Entscheidend ist doch aber für die Perspektive unseres Bundeslandes und für die Perspektive der Menschen im Freistaat Sachsen, wie die Entwicklung verläuft. Schaut man sich die Werte von April dieses Jahres im Vergleich zum Jahresdurchschnitt 2012 an, stellt man fest, dass die Abnahme in Sachsen-Anhalt 0,5 Prozentpunkte, in Brandenburg 0,6 Prozentpunkte, in Thüringen 0,7 Prozentpunkte und in Sachsen 0,9 Prozentpunkte betrug. Wir sind bezüglich des Rückgangs der Aufstocker in Mitteldeutschland der Spitzenreiter. Das ist die Wahrheit in dieser Diskussion.
Übrigens: In all diesen Bundesländern – weil die heutige Debatte von der SPD beantragt wurde – regiert die SPD mit.

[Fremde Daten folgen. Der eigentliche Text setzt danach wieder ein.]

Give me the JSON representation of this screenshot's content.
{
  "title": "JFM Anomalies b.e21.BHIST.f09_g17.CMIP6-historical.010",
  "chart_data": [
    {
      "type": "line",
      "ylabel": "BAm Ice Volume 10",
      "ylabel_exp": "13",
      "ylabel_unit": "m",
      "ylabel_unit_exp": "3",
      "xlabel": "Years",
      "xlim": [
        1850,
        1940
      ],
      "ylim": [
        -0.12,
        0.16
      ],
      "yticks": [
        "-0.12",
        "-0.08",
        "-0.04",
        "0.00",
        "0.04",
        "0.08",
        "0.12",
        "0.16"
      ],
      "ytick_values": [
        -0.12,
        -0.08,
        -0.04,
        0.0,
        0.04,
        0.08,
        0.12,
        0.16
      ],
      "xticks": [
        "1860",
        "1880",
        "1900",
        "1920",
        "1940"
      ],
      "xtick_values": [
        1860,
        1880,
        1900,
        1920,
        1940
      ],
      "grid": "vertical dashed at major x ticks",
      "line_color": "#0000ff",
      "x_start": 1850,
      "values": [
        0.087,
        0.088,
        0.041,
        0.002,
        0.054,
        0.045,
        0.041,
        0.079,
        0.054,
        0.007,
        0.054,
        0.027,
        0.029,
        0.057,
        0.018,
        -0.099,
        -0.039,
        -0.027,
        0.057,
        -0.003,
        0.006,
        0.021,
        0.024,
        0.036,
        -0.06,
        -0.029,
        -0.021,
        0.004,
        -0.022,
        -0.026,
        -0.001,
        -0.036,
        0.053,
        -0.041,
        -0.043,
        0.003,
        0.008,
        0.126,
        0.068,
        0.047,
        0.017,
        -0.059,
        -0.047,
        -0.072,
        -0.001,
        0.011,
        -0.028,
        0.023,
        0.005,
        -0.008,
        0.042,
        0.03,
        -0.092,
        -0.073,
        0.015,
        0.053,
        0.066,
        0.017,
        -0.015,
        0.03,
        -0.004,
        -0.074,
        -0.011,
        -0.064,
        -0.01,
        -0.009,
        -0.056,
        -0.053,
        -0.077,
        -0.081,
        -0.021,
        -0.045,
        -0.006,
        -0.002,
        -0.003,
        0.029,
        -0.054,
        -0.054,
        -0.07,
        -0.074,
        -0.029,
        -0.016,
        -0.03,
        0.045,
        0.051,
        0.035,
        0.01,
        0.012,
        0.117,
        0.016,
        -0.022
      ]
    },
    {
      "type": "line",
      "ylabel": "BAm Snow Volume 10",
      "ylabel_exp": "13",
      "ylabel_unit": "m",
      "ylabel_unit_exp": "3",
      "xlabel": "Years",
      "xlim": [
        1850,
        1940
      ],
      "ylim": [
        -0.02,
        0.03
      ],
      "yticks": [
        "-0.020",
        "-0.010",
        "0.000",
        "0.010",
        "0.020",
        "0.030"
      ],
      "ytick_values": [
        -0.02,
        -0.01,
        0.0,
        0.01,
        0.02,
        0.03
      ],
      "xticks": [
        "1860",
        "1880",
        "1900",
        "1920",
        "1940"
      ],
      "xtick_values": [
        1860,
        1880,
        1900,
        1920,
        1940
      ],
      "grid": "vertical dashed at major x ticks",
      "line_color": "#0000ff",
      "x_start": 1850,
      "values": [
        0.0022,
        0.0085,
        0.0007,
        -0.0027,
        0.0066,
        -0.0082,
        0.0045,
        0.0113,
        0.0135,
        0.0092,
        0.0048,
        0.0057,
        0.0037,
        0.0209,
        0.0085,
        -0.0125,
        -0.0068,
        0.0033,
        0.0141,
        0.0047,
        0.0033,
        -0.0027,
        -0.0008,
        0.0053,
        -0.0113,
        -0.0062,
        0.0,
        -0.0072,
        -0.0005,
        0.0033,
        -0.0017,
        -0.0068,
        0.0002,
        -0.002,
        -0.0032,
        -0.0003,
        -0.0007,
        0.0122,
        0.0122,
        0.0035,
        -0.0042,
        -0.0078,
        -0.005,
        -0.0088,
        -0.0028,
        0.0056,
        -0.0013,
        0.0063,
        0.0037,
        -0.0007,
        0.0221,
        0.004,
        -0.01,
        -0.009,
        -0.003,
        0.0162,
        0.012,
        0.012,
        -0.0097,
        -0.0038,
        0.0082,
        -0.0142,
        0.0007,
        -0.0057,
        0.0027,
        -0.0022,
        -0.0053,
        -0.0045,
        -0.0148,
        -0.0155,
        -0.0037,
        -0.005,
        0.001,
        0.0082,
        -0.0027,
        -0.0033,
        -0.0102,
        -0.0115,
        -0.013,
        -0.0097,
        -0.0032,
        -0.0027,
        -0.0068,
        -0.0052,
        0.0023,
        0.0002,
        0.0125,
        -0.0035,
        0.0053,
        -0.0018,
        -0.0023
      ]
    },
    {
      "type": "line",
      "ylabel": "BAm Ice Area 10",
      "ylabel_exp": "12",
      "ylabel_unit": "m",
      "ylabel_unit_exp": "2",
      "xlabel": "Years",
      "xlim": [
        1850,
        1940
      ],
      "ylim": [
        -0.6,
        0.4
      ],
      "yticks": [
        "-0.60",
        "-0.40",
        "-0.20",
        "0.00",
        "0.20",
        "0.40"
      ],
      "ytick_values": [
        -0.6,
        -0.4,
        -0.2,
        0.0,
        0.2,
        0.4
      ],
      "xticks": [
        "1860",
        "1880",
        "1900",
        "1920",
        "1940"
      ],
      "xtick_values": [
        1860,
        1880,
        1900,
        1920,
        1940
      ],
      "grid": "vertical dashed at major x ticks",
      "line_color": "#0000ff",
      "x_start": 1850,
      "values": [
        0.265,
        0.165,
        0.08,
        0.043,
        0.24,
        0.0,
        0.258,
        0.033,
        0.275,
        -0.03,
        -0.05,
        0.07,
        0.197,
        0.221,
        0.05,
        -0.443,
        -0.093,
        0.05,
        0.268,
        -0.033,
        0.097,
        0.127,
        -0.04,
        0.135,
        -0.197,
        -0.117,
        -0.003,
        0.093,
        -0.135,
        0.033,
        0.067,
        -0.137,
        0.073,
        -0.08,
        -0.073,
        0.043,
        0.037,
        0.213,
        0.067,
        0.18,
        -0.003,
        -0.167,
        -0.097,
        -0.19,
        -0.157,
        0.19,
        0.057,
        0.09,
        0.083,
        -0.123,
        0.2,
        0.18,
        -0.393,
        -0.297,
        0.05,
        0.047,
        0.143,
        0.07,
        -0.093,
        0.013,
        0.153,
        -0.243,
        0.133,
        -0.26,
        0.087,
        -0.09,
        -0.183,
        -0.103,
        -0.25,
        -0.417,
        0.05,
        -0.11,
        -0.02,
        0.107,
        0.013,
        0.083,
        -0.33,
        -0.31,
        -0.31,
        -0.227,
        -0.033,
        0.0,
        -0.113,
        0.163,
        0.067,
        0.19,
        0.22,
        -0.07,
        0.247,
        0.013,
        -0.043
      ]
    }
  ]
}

Wenn man einmal in Richtung Westdeutschland, nach Nordrhein-Westfalen oder ins Saarland, wo Rot-Grün regieren, schaut, stellt man fest, dass es dort eine andere Situation gibt.
Schauen wir uns einmal die Entwicklung dort an, wo Sozialdemokraten Verantwortung tragen, wo sie nicht nur Sprüche klopfen, sondern an ihren Taten gemessen werden können.
In Nordrhein-Westfalen stagniert die Zahl der Aufstocker. In Sachsen geht sie um 0,9 % zurück. Das ist Arbeitsmarktpolitik à la SPD Nordrhein-Westfalen.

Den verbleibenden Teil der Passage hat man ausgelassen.